La Campagne de Phishing et le Ransomware LockBit Black

La campagne de mai 2024 utilise le botnet pour propager le ransomware LockBit Black. Bien que basé sur LockBit3, LockBit Black n’est pas directement affilié au groupe de ransomware original. Les e-mails de phishing envoyés par Phorpiex contiennent ce ransomware, visant à infecter les systèmes des destinataires et à exiger des rançons pour la récupération des données chiffrées.

Les chercheurs ont identifié plus de 1 500 adresses IP uniques utilisées dans cette campagne, provenant principalement du Kazakhstan, de l’Ouzbékistan, de l’Iran, de la Russie et de la Chine. Cette répartition géographique illustre la portée mondiale du botnet et sa capacité à orchestrer des attaques coordonnées à grande échelle.

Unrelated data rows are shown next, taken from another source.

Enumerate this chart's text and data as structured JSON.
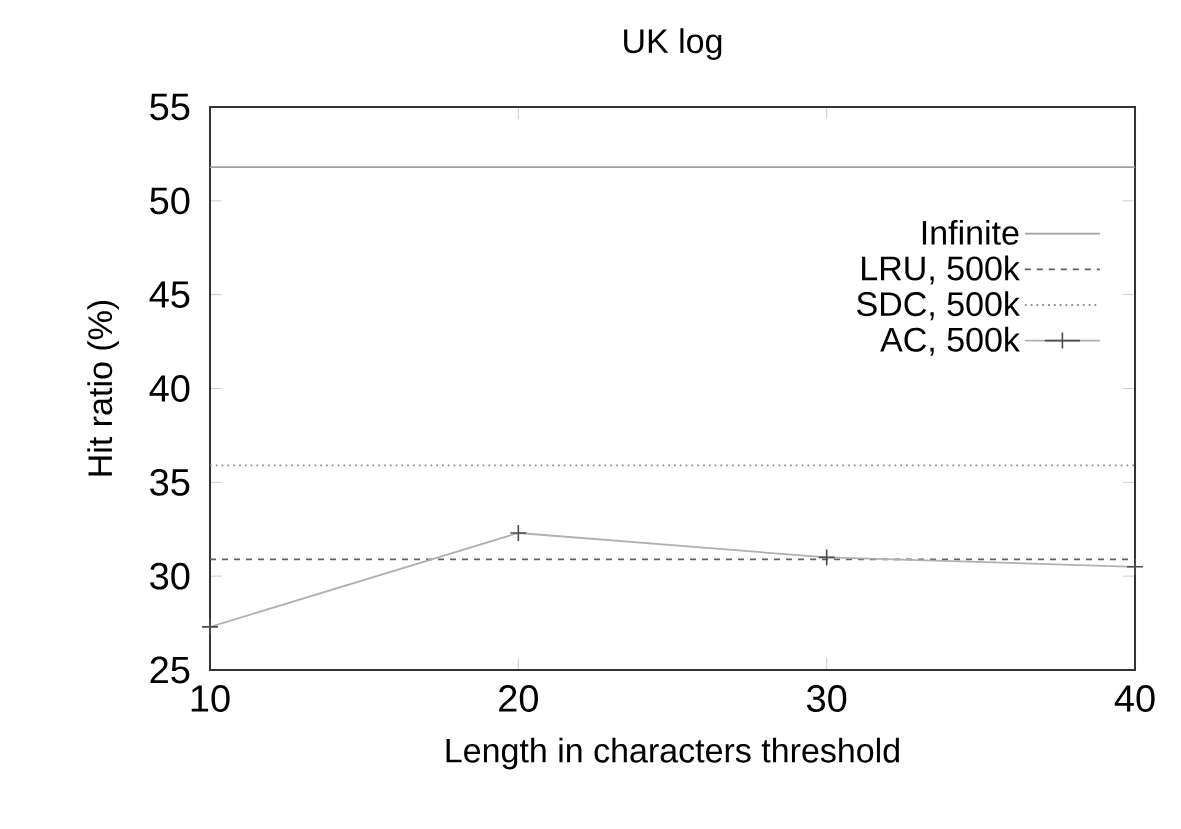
{
  "chart_data": {
    "type": "line",
    "title": "UK log",
    "xlabel": "Length in characters threshold",
    "ylabel": "Hit ratio (%)",
    "x": [
      10,
      20,
      30,
      40
    ],
    "xlim": [
      10,
      40
    ],
    "xticks": [
      10,
      20,
      30,
      40
    ],
    "ylim": [
      25,
      55
    ],
    "yticks": [
      25,
      30,
      35,
      40,
      45,
      50,
      55
    ],
    "legend": "right",
    "series": [
      {
        "name": "Infinite",
        "color": "#a0a0a0",
        "line_style": "solid",
        "marker": "none",
        "values": [
          51.8,
          51.8,
          51.8,
          51.8
        ]
      },
      {
        "name": "LRU, 500k",
        "color": "#606060",
        "line_style": "dashed",
        "marker": "none",
        "values": [
          30.9,
          30.9,
          30.9,
          30.9
        ]
      },
      {
        "name": "SDC, 500k",
        "color": "#909090",
        "line_style": "dotted",
        "marker": "none",
        "values": [
          35.9,
          35.9,
          35.9,
          35.9
        ]
      },
      {
        "name": "AC, 500k",
        "color": "#b0b0b0",
        "line_style": "solid",
        "marker": "cross",
        "values": [
          27.3,
          32.3,
          31.0,
          30.5
        ]
      }
    ]
  }
}
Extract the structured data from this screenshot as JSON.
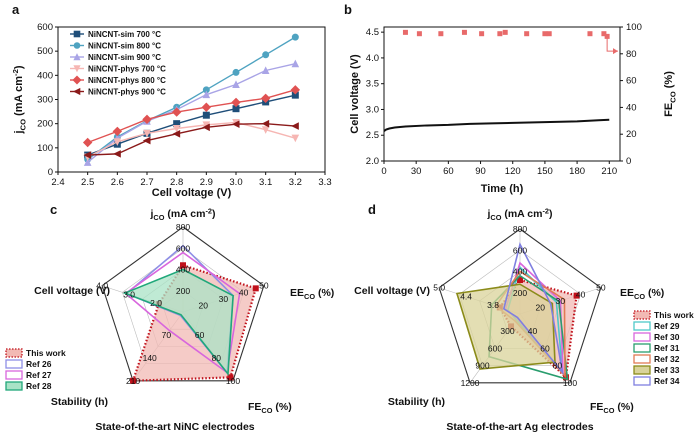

Le Contexte Plus Large du Ransomware LockBit

LockBit, un ransomware fonctionnant selon un modèle de Ransomware-as-a-Service (RaaS), a été signalé pour la première fois en septembre 2019. Il cible principalement les grandes entreprises et les entités gouvernementales, évitant les individus en Russie et dans la Communauté des États indépendants. Récemment, les forces de l’ordre ont réussi à perturber temporairement LockBit3 en dénonçant certains de ses dirigeants et affiliés et en libérant plus de 7 000 clés de décryptage.

Cyberattaques Liées à Phorpiex et LockBit

  • Campagne de Spam Sextortion de Phorpiex (2019) : En 2019, Phorpiex a été impliqué dans une vaste campagne de spam sextortion, menaçant les victimes de divulguer des vidéos compromettantes prétendument enregistrées via leur webcam. Cette campagne a touché des millions d’utilisateurs, exploitant la peur et la honte pour extorquer de l’argent.
  • Attaque de Phorpiex avec GandCrab (2019) : Phorpiex a également été utilisé pour distribuer le ransomware GandCrab, l’un des ransomwares les plus lucratifs de l’époque. Cette combinaison a permis de maximiser les gains financiers des cybercriminels en infectant un grand nombre de systèmes.
  • Attaque de LockBit contre la Région de la Capitale Nationale (2021) : En 2021, LockBit a mené une attaque contre la Région de la Capitale Nationale du Canada, paralysant les systèmes informatiques et exigeant une rançon substantielle. Cette attaque a démontré la capacité de LockBit à cibler des infrastructures critiques et à causer des perturbations significatives.
  • Attaque de LockBit contre le Ministère de la Santé de l’Ukraine (2022) : LockBit a également été impliqué dans une attaque contre le Ministère de la Santé de l’Ukraine en 2022, compromettant des données sensibles et perturbant les opérations médicales. Cette attaque faisait partie d’une série d’attaques contre des institutions gouvernementales en Europe de l’Est.

Conclusion

La résurgence du botnet Phorpiex et sa campagne récente de propagation de ransomware illustrent les défis persistants posés par les cybermenaces évolutives. Les cybercriminels continuent d’adapter leurs stratégies, exploitant des technologies décentralisées et des modèles économiques sophistiqués comme le RaaS. La vigilance et l’innovation continue en matière de cybersécurité sont essentielles pour contrer ces menaces et protéger les infrastructures critiques à l’échelle mondiale.